Texte intégral
COUR D'APPEL DE DOUAI
Chambre des Libertés Individuelles
N° RG 24/00192 - N° Portalis DBVT-V-B7I-VKKO
N° de Minute : 185
Ordonnance du samedi 27 janvier 2024
République Française
Au nom du Peuple Français
APPELANT
M. [E] [S]
né le 22 Juillet 1984 à [Localité 3]
de nationalité Algérienne
Actuellement retenu au centre de rétention de [Localité 1]

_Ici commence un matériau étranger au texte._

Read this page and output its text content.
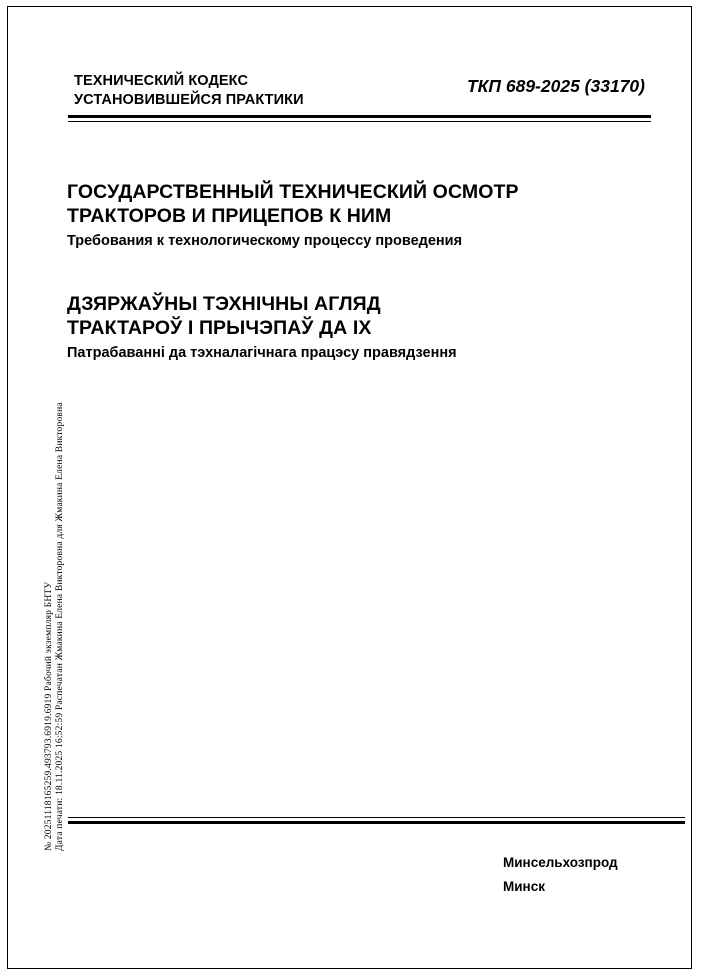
ТЕХНИЧЕСКИЙ КОДЕКС
УСТАНОВИВШЕЙСЯ ПРАКТИКИ
ТКП 689-2025 (33170)
ГОСУДАРСТВЕННЫЙ ТЕХНИЧЕСКИЙ ОСМОТР
ТРАКТОРОВ И ПРИЦЕПОВ К НИМ
Требования к технологическому процессу проведения
ДЗЯРЖАЎНЫ ТЭХНІЧНЫ АГЛЯД
ТРАКТАРОЎ І ПРЫЧЭПАЎ ДА ІХ
Патрабаванні да тэхналагічнага працэсу правядзення
№ 20251118165259.493793.6919.6919 Рабочий экземпляр БНТУ Дата печати: 18.11.2025 16:52:59 Распечатан Жмакина Елена Викторовна для Жмакина Елена Викторовна
Минсельхозпрод
Минск
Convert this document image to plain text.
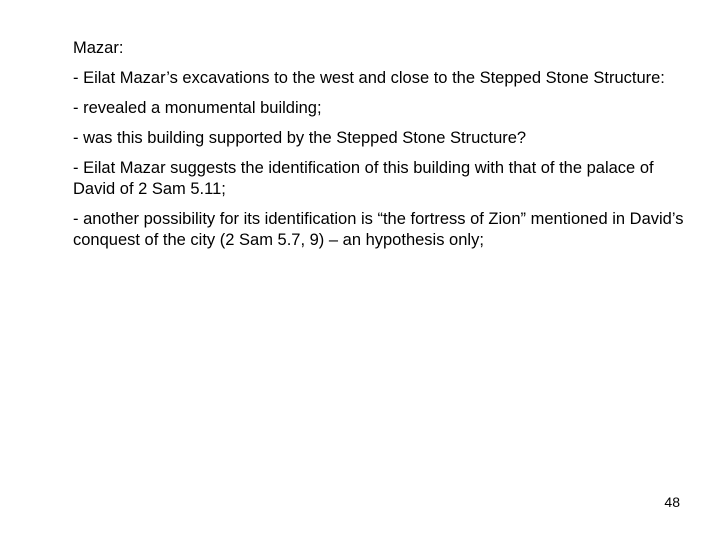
Mazar:
- Eilat Mazar’s excavations to the west and close to the Stepped Stone Structure:
- revealed a monumental building;
- was this building supported by the Stepped Stone Structure?
- Eilat Mazar suggests the identification of this building with that of the palace of David of 2 Sam 5.11;
- another possibility for its identification is “the fortress of Zion” mentioned in David’s conquest of the city (2 Sam 5.7, 9) – an hypothesis only;
48
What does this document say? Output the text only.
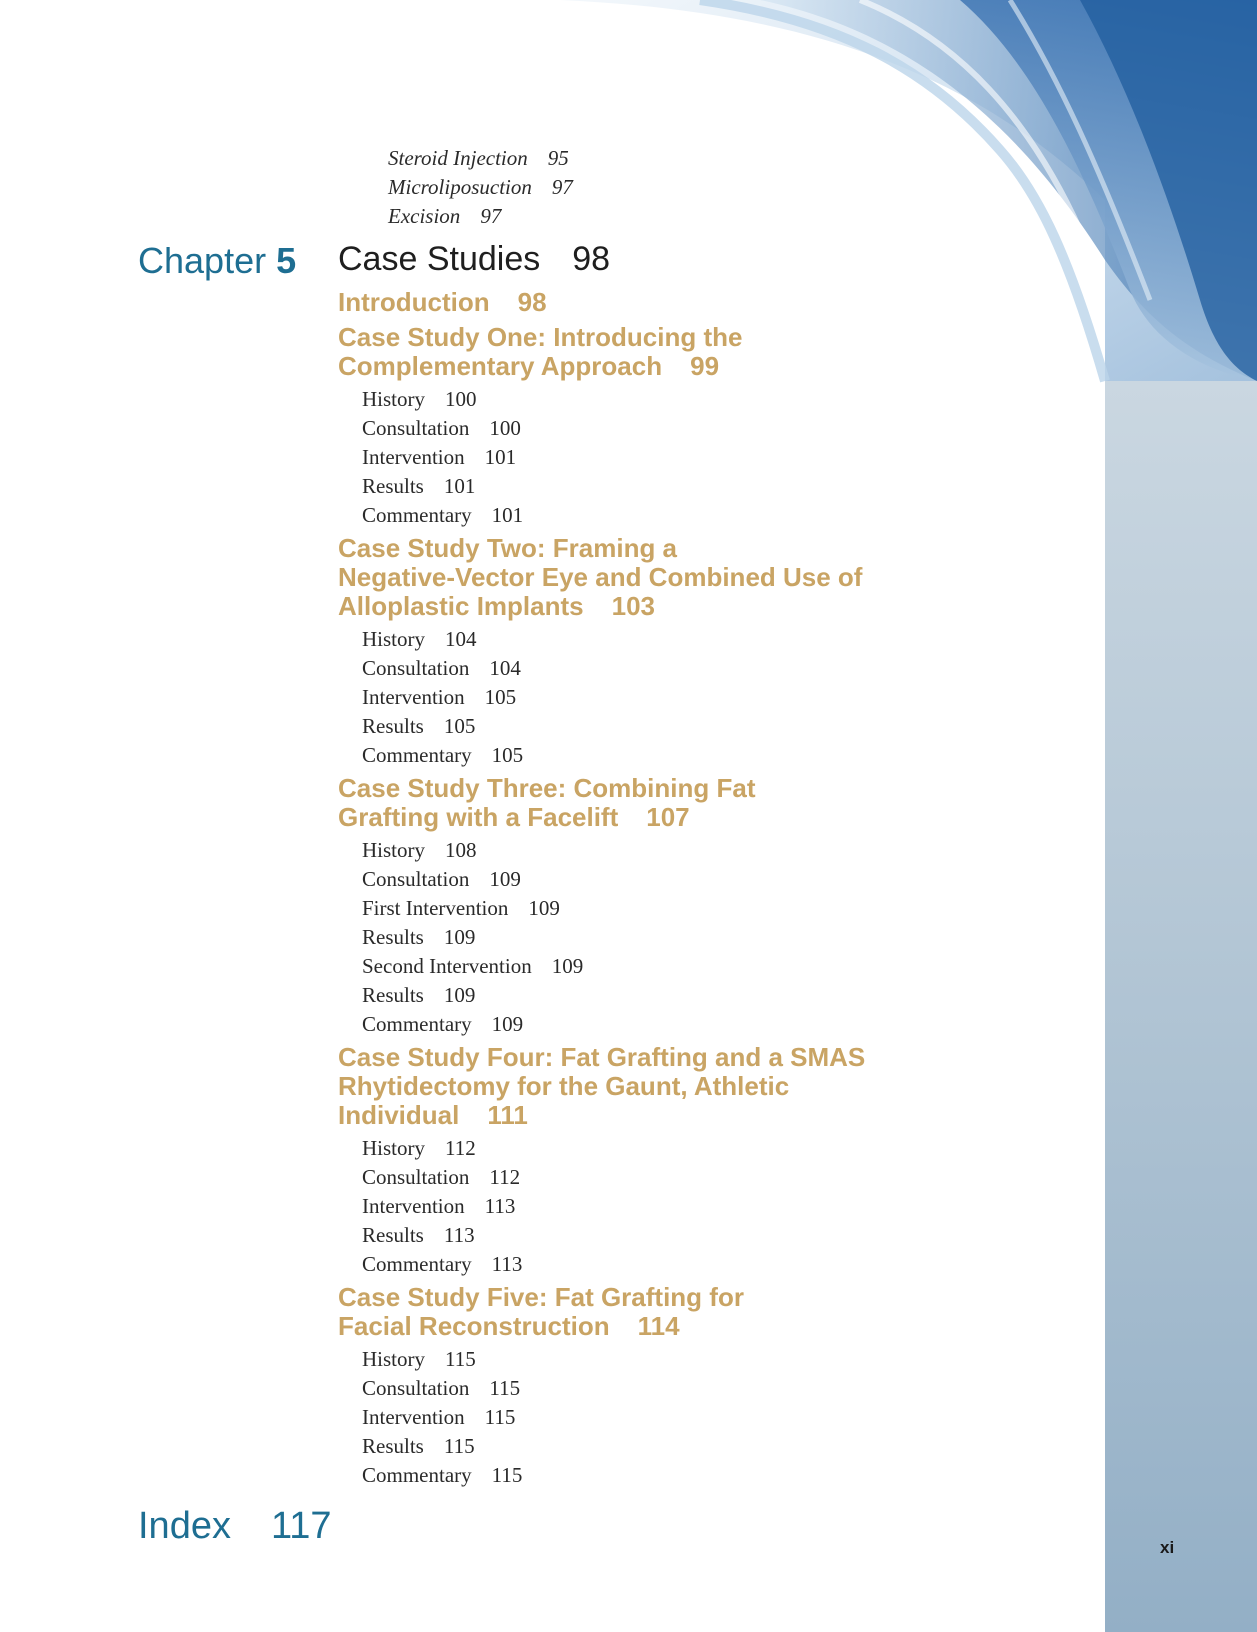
Steroid Injection 95
Microliposuction 97
Excision 97
Chapter 5 Case Studies 98
Introduction 98
Case Study One: Introducing the
Complementary Approach 99
History 100
Consultation 100
Intervention 101
Results 101
Commentary 101
Case Study Two: Framing a
Negative-Vector Eye and Combined Use of
Alloplastic Implants 103
History 104
Consultation 104
Intervention 105
Results 105
Commentary 105
Case Study Three: Combining Fat
Grafting with a Facelift 107
History 108
Consultation 109
First Intervention 109
Results 109
Second Intervention 109
Results 109
Commentary 109
Case Study Four: Fat Grafting and a SMAS
Rhytidectomy for the Gaunt, Athletic
Individual 111
History 112
Consultation 112
Intervention 113
Results 113
Commentary 113
Case Study Five: Fat Grafting for
Facial Reconstruction 114
History 115
Consultation 115
Intervention 115
Results 115
Commentary 115
Index 117
xi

dûment avisé, comparant en personne par visioconférence
assisté de Me Marine BOEN, avocat au barreau de DOUAI, avocat (e) commis (e) d'office
INTIMÉ
M. LE PREFET DU NORD
dûment avisé, absent non représenté
PARTIE JOINTE
M. le procureur général près la cour d'appel de Douai : non comparant
MAGISTRAT(E) DELEGUE(E) : Pierre NOUBEL, président de chambre à la cour d'appel de Douai désigné(e) par ordonnance pour remplacer le premier président empêché
assisté(e) de Valérie DOIZE, Greffier
DÉBATS : à l'audience publique du samedi 27 janvier 2024 à 13 h 30
Les parties comparantes ayant été avisées à l'issue des débats que l'ordonnance sera rendue par mise à disposition au greffe
ORDONNANCE : rendue à Douai par mise à disposition au greffe le samedi 27 janvier 2024 à
Le premier président ou son délégué,
Vu les articles L.740-1 à L.744-17 et R.740-1 à R.744-47 du code de l'entrée et du séjour des étrangers et du droit d'asile (CESEDA) et spécialement les articles L 743-21, L 743-23, R 743-10, R 743-11, R 743-18 et R 743-19 ;
Vu l'aricle L 743-8 du CESEDA ;
Vu la demande de l'autorité administrative proposant que l'audience se déroule avec l'utilisation de moyens de télécommunication audiovisuelle ;
Vu l'accord du magistrat délégué ;
Vu l'ordonnance rendue le 26 janvier 2024 par le Juge des libertés et de la détention de BOULOGNE SUR MER prolongeant la rétention administrative de M. [E] [S] ;
Vu l'appel motivé interjeté par M. [E] [S] par déclaration reçue au greffe de la cour d'appel de ce siège le 26 janvier 2024 ;
Vu le procès-verbal des opérations techniques de ce jour ;
Vu l'audition des parties, les moyens de la déclaration d'appel et les débats de l'audience ;
FAITS et PROCÉDURE
Par ordonnance du 26 janvier 2024, notifiée à 11h45, le juge des libertés de la détention près le tribunal judiciaire de Boulogne-sur-Mer a autorisé l'autorité préfectorale à retenir M. [E] [S] dans les locaux ne relevant pas de l'administration pénitentiaire pour ine prolongation de rétention administrative d'une durée maximale de 28 jours.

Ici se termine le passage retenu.